There are many settings that can be use to configure and tune HDFS (as well as the MapReduce engine and other Hadoop components). The HDFS documentation lists 45 of them (along with their default values) last time I checked. These configuration settings are a somewhat disorganized mix of elements used to configure the NameNode and DataNodes.

The DataNode daemons have an upper limit on the number of threads they can support, which is set to the absurdly small (IMHO) value of 256. If you have a large job (or even a moderately-sized job) that has many files open you can exhaust this limit. When you do exceed this limit there are a variety of failure modes that can arise. Some of the exception traces point to this value being exhausted, while others do not. In either case, understanding what has gone wrong is difficult. For example, one failure mode observed
raised
java.io.EOFException, with a traceback flowing down into DFSClient.

The solution to all this is to configure the Xcievers setting to raise the maximum limit on the number of threads the DataNode daemons are willing to manage. For modern Hadoop releases this should be done in conf/hdfs-site.xml. Here is an example:

< property > 
    < name >dfs.datanode.max.xcievers< /name > 
    < value >4096< /value > 
< /property >

[Notez-bien: I apologize for the lame formatting above. I really need to improve my template]

Interestingly, HBase users seem to have more conversations about this setting and related issues than do predominantly MapReduce users.

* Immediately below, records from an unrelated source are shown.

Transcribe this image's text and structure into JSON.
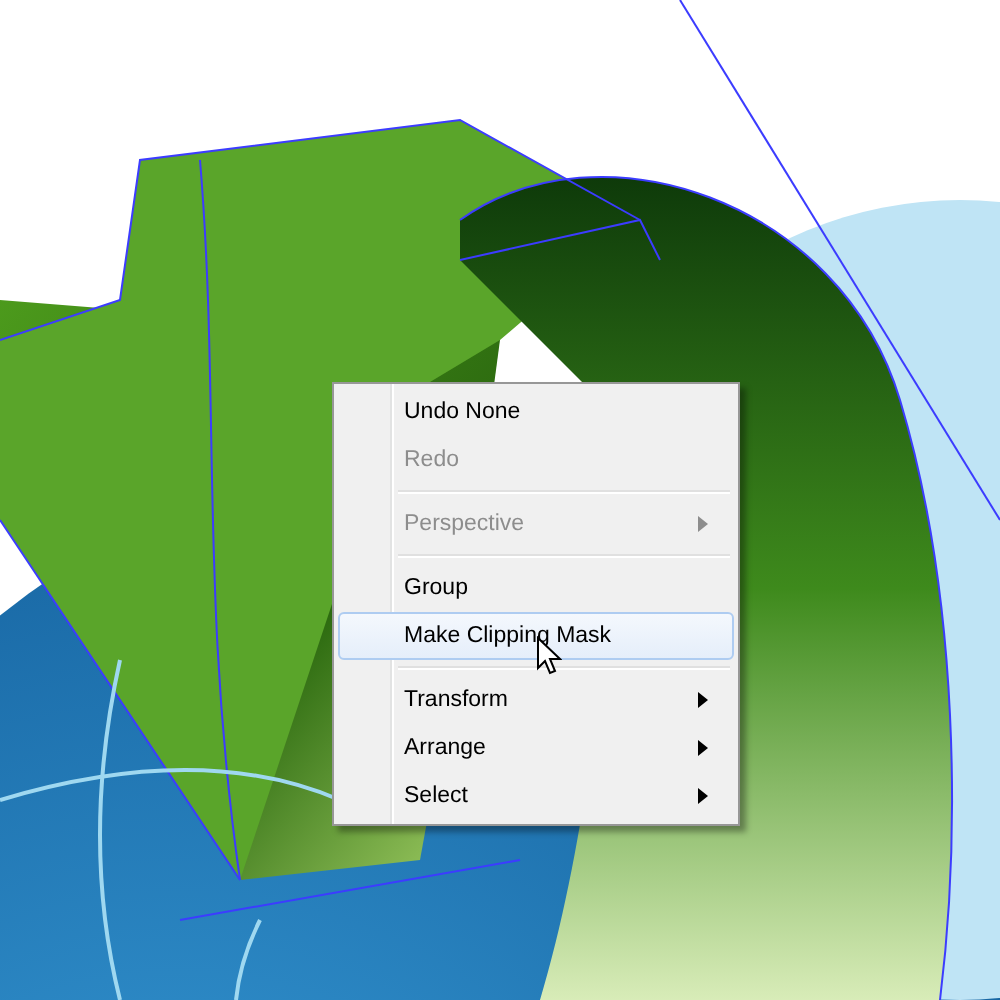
{
  "context_menu": {
    "items": [
      {
        "kind": "item",
        "label": "Undo None",
        "disabled": false,
        "selected": false,
        "submenu": false
      },
      {
        "kind": "item",
        "label": "Redo",
        "disabled": true,
        "selected": false,
        "submenu": false
      },
      {
        "kind": "separator"
      },
      {
        "kind": "item",
        "label": "Perspective",
        "disabled": true,
        "selected": false,
        "submenu": true
      },
      {
        "kind": "separator"
      },
      {
        "kind": "item",
        "label": "Group",
        "disabled": false,
        "selected": false,
        "submenu": false
      },
      {
        "kind": "item",
        "label": "Make Clipping Mask",
        "disabled": false,
        "selected": true,
        "submenu": false
      },
      {
        "kind": "separator"
      },
      {
        "kind": "item",
        "label": "Transform",
        "disabled": false,
        "selected": false,
        "submenu": true
      },
      {
        "kind": "item",
        "label": "Arrange",
        "disabled": false,
        "selected": false,
        "submenu": true
      },
      {
        "kind": "item",
        "label": "Select",
        "disabled": false,
        "selected": false,
        "submenu": true
      }
    ]
  }
}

The central reason for this posting is to point out this setting as it might be helpful to others. We encountered this problem while porting from an older version of Hadoop to 0.20 (via the Cloudera distribution, which I highly recommend). The failure mode was not immediately evident and we wasted a lot of time debugging and chasing assorted theories before we recognized what was happening and changed the configuration.  Ironically the bread crumbs which led us to change this setting came from a JIRA I opened regarding a scalability issue in 2008.  As I recall the setting was not supported by the version of Hadoop we were using at that time.

A secondary reason for this posting is to point out the crazy name associated with this setting. The term "xceiver" ("i" before "e" except after "c" blah blah blah...) is short-hand for transceiver, which means a device which transmits and receives. But does the phrase "transceiver" really describe "maximum threads a DataNode can support"? At the very least the spelling of this setting should be corrected and the underlying code should recognize both spellings. What would be even better would be add a setting called "transceivers" or even more explicitly "concurrent_threads" like this:

dfs.datanode.max.transceivers
or
dfs.datanode.max.concurrent_threads

Finally, why is the default value for this setting so low?  Why not have it default to a more reasonable value like 2048 or 4096 out of the box?  Memory and CPU is cheap, chasing infrastructure issues is expensive.

So summing it all up, lack of documentation and poor spelling of this setting caused us to lose hours of productivity.  If you're deploying a big grid, be sure to configure this properly.  If you're seeing strange failures related to I/O within your Hadoop infrastructure be sure to check for this value, and potentially increase it.

2 comments:

Edward Capriolo said...

I feel you. If you are talking about why things are tuned soo low... As funny as it sounds mysql server has out of the box settings for a machine with 8 MB of ram.

Eli said...

Hey Christopher,

Thanks for the suggestion. I filed a jira (http://issues.apache.org/jira/browse/HDFS-1861) and submitted a patch.

Feel free to chime in on the mailing lists (http://hadoop.apache.org/mailing_lists.html) with additional suggestions.

Thanks,
Eli